Se questo è il grande retroterra estetico – concettuale che aleggia ne “I.l.d.a.” quello che ne costituisce contenutisticamente il corpus centrale sono le riflessioni sull’ uomo e l’esistenza umana, di cui H. si rivela grande e fine conoscitore ed osservatore. Mi limito, in tal senso, a riportare in sequenza alcune di tali riflessioni, quelle che nella loro “garbata lapidarietà” (giacchè il tono di H. non è mai greve o caustico, trasgressivo o provocatorio ma impregnato di umanità e rispetto), rivelano meglio l’indubbia capacità introspettiva di H. e la sua acuta sensibilità per quelle “delicatezze della vita” su cui tali riflessioni ci inducono a riflettere e a interrogarci.

“Senza l’amore di se stessi la vita non è possibile, neppure la più lieve decisione, soltanto immobilità e disperazione”

“L’egoismo non pecca tanto nelle azioni quanto nell’incomprensione”

“Un parziale odio contro se stessi sta alla radice di ogni stortura”

“Chi per parte sua sottrae alla convenzione un rapporto morale universalmente riconosciuto, e lo nega, anche senza esprimere questa negazione, genera un vortice che lo travolge insieme a quanto gli viene vicino”

“Nel pudore che vieta di parlare ad alcuno dei propri stati più intimi è un avvertimento dell’animo; in ogni confessione, in ogni descrizione, s’insinua facilmente un travisamento, e le cose più delicate e indicibili dacadono in un batter d’occhio a volgarità”

“Non basta affermare soltanto cose vere; è altresì necessario non dire tutte quelle che sono vere; perché bisogna esprimere soltanto le cose che sia utile manifestare, e non quelle che ferirebbero soltanto senza portare alcun frutto; e perciò come la prima regola è “parlare con verità”, così la seconda è “parlare con discrezione”” (Pascal)

“Lasciare una donna amata è segno di fantasia esaurita”

“Gli uomini sono così necessariamente folli che non esser folli sarebbe esser folle di un’altra sorte di follia” (Pascal)

“La gioia richiede più abbandono, più coraggio che non il dolore. Abbandonarsi alla gioia significa appunto sfidare il buio, l’ignoto”

“Nel modo più singolare e solitario di condursi e nella situazione più miserevole e segreta ognuno ha migliaia di compagni di cui non suppone l’esistenza”

“L’uomo ha sempre un’infinità di intenzioni; non le conosce, ma sono le molle segrete del suo operare”

“Diventare più maturi significa separare più nettamente, congiungere più intimamente”

“Dei nostri pensieri noi vediamo soltanto il tratto seguente, come i miopi del sentiero davanti ai loro occhi, ma non dove esso continua sull’altro pendio della valle”

“I caratteri semplici, non i complessi, sono difficili a capire”

“La vittoria morale è spesso un vittorioso suicidio”

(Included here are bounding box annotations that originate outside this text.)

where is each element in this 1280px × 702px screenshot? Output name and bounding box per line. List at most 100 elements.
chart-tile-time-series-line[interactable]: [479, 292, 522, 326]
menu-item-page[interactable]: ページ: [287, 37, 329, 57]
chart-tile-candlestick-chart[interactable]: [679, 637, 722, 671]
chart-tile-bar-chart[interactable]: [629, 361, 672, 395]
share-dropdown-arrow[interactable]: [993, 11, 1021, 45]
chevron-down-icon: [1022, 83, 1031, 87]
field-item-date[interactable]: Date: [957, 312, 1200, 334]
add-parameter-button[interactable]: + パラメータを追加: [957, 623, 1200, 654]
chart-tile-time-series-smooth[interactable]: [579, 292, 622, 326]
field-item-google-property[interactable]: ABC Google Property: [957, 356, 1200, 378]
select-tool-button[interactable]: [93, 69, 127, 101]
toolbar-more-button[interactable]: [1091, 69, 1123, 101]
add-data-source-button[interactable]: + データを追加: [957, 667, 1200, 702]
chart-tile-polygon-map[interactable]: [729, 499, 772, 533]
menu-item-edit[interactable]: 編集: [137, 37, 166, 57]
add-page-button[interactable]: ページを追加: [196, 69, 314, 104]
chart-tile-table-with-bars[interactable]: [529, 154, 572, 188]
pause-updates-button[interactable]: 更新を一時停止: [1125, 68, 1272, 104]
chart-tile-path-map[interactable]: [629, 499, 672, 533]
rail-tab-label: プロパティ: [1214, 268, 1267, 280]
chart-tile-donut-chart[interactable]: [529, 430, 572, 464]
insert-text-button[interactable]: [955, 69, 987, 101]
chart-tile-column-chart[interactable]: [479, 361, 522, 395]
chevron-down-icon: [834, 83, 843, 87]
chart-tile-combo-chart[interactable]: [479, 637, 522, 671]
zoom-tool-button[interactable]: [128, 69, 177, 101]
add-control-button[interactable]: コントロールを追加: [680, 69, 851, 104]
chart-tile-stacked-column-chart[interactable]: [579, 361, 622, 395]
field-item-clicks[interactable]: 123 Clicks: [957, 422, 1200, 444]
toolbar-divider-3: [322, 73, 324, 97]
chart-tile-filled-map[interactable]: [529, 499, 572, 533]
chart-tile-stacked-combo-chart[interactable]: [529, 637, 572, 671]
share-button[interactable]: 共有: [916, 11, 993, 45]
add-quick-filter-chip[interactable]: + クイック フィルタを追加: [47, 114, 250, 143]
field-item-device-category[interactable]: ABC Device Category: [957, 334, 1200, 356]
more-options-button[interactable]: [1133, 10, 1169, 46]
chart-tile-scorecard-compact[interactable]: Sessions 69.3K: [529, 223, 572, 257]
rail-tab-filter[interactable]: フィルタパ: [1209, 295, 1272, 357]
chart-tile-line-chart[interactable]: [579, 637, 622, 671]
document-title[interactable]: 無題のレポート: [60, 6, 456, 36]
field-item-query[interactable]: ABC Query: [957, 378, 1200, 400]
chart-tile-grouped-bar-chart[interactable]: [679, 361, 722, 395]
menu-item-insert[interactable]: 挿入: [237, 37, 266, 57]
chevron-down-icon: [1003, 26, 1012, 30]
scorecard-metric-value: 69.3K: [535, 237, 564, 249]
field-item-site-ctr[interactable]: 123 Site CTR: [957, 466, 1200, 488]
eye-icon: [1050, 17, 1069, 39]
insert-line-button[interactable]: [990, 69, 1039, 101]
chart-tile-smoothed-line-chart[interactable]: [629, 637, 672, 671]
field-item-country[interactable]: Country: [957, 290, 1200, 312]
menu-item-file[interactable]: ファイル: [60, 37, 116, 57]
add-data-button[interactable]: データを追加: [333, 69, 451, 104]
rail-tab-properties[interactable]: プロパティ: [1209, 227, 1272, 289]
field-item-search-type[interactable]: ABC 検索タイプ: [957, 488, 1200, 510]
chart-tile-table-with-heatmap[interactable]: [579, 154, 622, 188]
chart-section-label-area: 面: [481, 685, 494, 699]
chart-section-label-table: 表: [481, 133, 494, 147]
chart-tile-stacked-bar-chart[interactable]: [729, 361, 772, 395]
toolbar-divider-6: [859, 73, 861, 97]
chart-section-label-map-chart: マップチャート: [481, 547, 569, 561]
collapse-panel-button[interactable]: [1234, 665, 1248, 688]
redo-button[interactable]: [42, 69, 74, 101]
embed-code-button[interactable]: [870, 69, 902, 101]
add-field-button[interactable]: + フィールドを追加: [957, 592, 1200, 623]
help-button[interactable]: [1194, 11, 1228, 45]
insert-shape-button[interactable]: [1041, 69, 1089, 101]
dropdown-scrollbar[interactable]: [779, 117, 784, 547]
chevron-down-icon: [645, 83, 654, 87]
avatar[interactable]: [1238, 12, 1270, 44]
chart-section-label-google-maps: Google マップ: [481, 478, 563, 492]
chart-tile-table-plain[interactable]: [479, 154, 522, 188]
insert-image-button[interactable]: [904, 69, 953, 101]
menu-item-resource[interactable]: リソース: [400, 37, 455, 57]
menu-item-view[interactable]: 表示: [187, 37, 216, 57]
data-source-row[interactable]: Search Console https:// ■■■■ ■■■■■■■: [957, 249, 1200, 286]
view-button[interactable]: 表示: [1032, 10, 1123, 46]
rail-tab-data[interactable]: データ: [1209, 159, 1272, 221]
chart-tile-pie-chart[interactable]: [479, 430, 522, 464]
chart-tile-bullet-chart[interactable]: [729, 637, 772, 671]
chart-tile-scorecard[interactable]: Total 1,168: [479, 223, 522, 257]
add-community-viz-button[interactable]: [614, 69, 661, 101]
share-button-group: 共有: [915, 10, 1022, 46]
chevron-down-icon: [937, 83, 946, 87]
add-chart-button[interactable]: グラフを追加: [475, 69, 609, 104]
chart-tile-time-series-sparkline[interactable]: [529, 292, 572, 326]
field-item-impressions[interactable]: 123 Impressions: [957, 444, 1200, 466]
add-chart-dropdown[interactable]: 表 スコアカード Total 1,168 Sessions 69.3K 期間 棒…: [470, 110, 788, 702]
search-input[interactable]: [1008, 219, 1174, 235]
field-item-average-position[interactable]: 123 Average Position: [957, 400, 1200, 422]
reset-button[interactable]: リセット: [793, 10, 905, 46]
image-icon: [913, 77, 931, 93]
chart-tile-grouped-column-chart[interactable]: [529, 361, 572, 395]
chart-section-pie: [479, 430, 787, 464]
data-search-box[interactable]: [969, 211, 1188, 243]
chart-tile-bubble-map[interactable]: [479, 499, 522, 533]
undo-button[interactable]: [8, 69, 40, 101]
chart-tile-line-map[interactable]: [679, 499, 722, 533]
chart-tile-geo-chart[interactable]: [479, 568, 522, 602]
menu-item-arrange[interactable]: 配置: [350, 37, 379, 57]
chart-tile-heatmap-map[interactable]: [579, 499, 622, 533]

“V’è in noi qualcosa che sta sopra e dietro a tutte le età e con tutte gioca”

“Ogni nuova conoscenza determina scomposizione e reintegrazione”

“La vita è integrale conciliazione dell’inconciliabile”

“Pochissimi sono coloro che hanno veramente voluto, anche un attimo solo della loro vita, o veramente amato”

“Non già conoscere molte cose, ma mettere molte cose in contato, questo è uno dei primi gradini dello spirito creativo”

“Stupende parole di Poussin, al termine della sua vita: “Non ho trascurato nulla””

Ma poi, infine, di quel lavoro intellettuale di cui, proprio qui, lui stesso è artefice ed interprete, H. con disincantato e sereno distacco ce ne richiama i suoi limiti intrinseci. Ammonendoci che, accumulando sapere, pretendere di raggiungere la saggezza e comprendere il mondo è una vana illusione. Ironicamente e profondamente consapevole che quel che si fa a questo livello resta come un gioco, non diverso da quel gioco che consiste nel fare buchi nell’ acqua: “La maggior parte degli uomini, attendendo alle cosiddette occupazioni intellettuali, come il leggere e lo scrivere (non lo scrivere lettere, ma lo scrivere quale autore), non fa per nulla ciò che s’immagina di fare: poiché né migliora la propria cultura – “allargare” la cultura, come si usa dire, è un concetto brutto e assurdo – , né affina le proprie idee, né arricchisce la propria esperienza, ma non fa nulla di più e nulla di più importante dei monelli che scavano buchette ai margini di uno stagno, tirano sassi nell’ acqua torbida ecc., cioè un affaccendatissimo nulla.”